真夏にブラームスの『交響曲第1番』とか、ワーグナーの『神々の黄昏』とかを聴きたがる人は少数派ではないかと思います。
ただでさえ暑苦しいのに、「ダダダ、ダダダ、ダダダダーン、ダダダダーンダダダダーン」と執拗に刻まれるブラームスの第1番とか、4時間かけてヘロヘロになりながらたどり着いた結末でブリュンヒルデが燃え盛る炎に愛馬グラーネとともに飛び込んでヴァルハラ城が焼け落ち、ライン川が氾濫して指環がラインの乙女たちのもとへ・・・、なんていうものと関わりたいと思いませんよね普通。
秋になってくると「マーラーでも聴いたれ」という気分になりますが、7,8月でそれは無理。
私はこの季節になるとやたらとバロック音楽の涼しげな音世界に親しみがちになります。
ラモーのクラブサン曲だったり、フックスのレクイエムだったり、フックスのレクイエムだったり・・・、レクイエムが多いですがフックスの場合は題名に反してなんだかフランスの白い大聖堂のステンドグラスから射し込む温かい光を思わせるような明るい作品になっています。

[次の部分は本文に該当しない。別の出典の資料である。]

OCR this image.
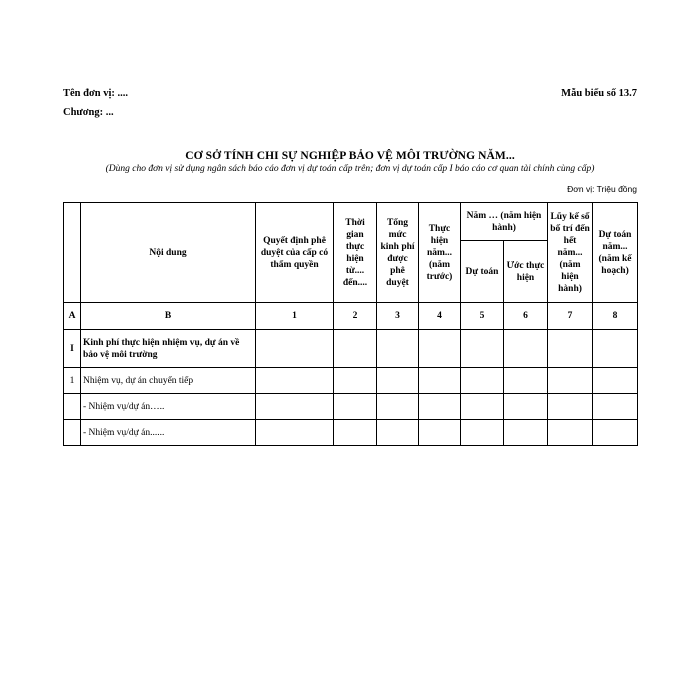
Tên đơn vị: ....	Mẫu biểu số 13.7
Chương: ...
CƠ SỞ TÍNH CHI SỰ NGHIỆP BẢO VỆ MÔI TRƯỜNG NĂM...
(Dùng cho đơn vị sử dụng ngân sách báo cáo đơn vị dự toán cấp trên; đơn vị dự toán cấp I báo cáo cơ quan tài chính cùng cấp)
Đơn vị: Triệu đồng
	Nội dung	Quyết định phê duyệt của cấp có thẩm quyền	Thời gian thực hiện từ.... đến....	Tổng mức kinh phí được phê duyệt	Thực hiện năm... (năm trước)	Năm … (năm hiện hành)		Lũy kế số bố trí đến hết năm... (năm hiện hành)	Dự toán năm... (năm kế hoạch)
						Dự toán	Ước thực hiện		
A	B	1	2	3	4	5	6	7	8
I	Kinh phí thực hiện nhiệm vụ, dự án về bảo vệ môi trường								
1	Nhiệm vụ, dự án chuyển tiếp								
	- Nhiệm vụ/dự án…..								
	- Nhiệm vụ/dự án......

さらにはモンテヴェルディ『聖母マリアの夕べの祈り』なんていう素晴らしい作品も・・・。
思わず頭を垂れたくなる『聖母マリアの夕べの祈り』
エリオット・ガーディナーの指揮による動画を貼り付けておきました。
聖母マリアの、といっても聖母マリアが祈るわけではなく聖母マリアのために捧げる夕刻の祈りという意味です。
それはともあれ作曲者モンテヴェルディは、
16世紀から17世紀にかけてのイタリアの作曲家、ヴィオラ・ダ・ガンバ奏者、歌手。マントヴァ公国の宮廷楽長、ヴェネツィアのサン・マルコ寺院の楽長を歴任し、ヴェネツィア音楽のもっとも華やかな時代の一つを作り上げた。(ウィキペディアより)
とあり、バッハ以前の作曲家のなかでは特筆すべき才能だということがわかります。
『聖母マリアの夕べの祈り』を聴いてみると彼の実力は明らかです。
CDならたいてい2枚組のはずですが、その2枚めに収録されているであろう2つのマニフィカートはどちらも25分程度でそう長くはなく気楽に聴くことができます。

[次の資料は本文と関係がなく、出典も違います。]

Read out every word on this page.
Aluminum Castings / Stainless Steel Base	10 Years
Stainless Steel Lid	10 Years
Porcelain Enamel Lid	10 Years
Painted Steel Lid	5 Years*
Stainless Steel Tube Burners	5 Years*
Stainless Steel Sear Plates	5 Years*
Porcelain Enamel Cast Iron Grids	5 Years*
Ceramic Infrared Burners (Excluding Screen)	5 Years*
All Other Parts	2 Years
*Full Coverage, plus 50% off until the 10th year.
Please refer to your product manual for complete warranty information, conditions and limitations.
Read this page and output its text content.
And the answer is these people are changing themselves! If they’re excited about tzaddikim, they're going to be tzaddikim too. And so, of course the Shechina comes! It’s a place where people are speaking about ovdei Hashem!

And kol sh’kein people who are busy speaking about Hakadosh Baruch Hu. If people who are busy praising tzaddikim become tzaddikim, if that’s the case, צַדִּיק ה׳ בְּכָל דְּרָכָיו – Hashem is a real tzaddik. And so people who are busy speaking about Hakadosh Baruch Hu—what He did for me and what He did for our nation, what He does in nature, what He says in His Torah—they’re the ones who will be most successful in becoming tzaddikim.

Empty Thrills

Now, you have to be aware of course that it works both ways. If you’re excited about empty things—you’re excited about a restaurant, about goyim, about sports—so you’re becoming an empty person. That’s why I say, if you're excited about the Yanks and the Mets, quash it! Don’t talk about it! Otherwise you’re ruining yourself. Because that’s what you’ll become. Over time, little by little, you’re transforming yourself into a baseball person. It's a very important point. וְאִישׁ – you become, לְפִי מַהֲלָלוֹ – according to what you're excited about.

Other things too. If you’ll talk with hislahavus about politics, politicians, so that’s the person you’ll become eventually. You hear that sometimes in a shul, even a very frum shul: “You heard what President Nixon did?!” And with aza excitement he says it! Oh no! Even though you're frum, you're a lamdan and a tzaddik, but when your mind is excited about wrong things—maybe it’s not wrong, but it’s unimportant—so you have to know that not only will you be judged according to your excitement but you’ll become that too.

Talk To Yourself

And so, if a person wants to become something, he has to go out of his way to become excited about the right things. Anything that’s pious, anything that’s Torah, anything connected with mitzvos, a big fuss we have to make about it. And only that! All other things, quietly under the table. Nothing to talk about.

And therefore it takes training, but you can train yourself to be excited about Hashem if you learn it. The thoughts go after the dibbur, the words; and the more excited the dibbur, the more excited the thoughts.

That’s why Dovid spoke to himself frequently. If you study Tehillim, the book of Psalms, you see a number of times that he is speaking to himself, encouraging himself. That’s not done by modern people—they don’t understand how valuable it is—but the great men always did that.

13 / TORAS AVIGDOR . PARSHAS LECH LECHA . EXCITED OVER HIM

歌詞もラテン語とはいえ2,3行の祈りの言葉なので(そしてどうせアニマ・エテルナとかありがちなことしか言っていないので)、難しく考える必要もありません。
しかしマニフィカートに盛り込まれた響きはどうでしょう! ヴェネツィアで活躍したからなのか、オペラを手掛けていたからなのか、ところどころで劇的起伏すら感じさせるメロディそして歌声を交わし合う合唱団の澄み切ったハーモニーの重なりは、「どうせ昔の音楽でしょう」、という不安を拭い去るに充分です。
西洋音楽はリズム、メロディ、ハーモニーとくにハーモニーを重んじていることはご存知だと思いますが、教会音楽では合唱団のハーモニーこそまさに美しさの原点。合唱や吹奏楽、オーケストラをやっている人ならきっと体感していますよね。
現代の普通の曲(コンビニとかで流れてるようなやつ)は電子楽器ばかり多用されているため本当の意味でのハーモニーが欠落しており、一音一音がアラーム音のように直線的でニュアンスもゼロ。
こういう音ばかり耳にしているのは、毎日ファーストフードばかり食べて味覚を鈍くさせていくのにも等しいでしょうし、いかに日本が先進国といえどもそのような音が溢れかえっている現実を見ると、どうしようもない貧しさを感じてしまいます。
「一体何を言ってるんだ?」と思った方は、純正律とか平均律とか、弦楽器をチューニングしたときの「うねり」とかをいろいろ説明しなくてはならないのですがそういうややこしい話をショートカットして「美しいハーモニーとはなにか」を一瞬で理解させてくれるのもまた『聖母マリアの夕べの祈り』であります。
今年の夏はこれだけ聴いて過ごそうかな・・・。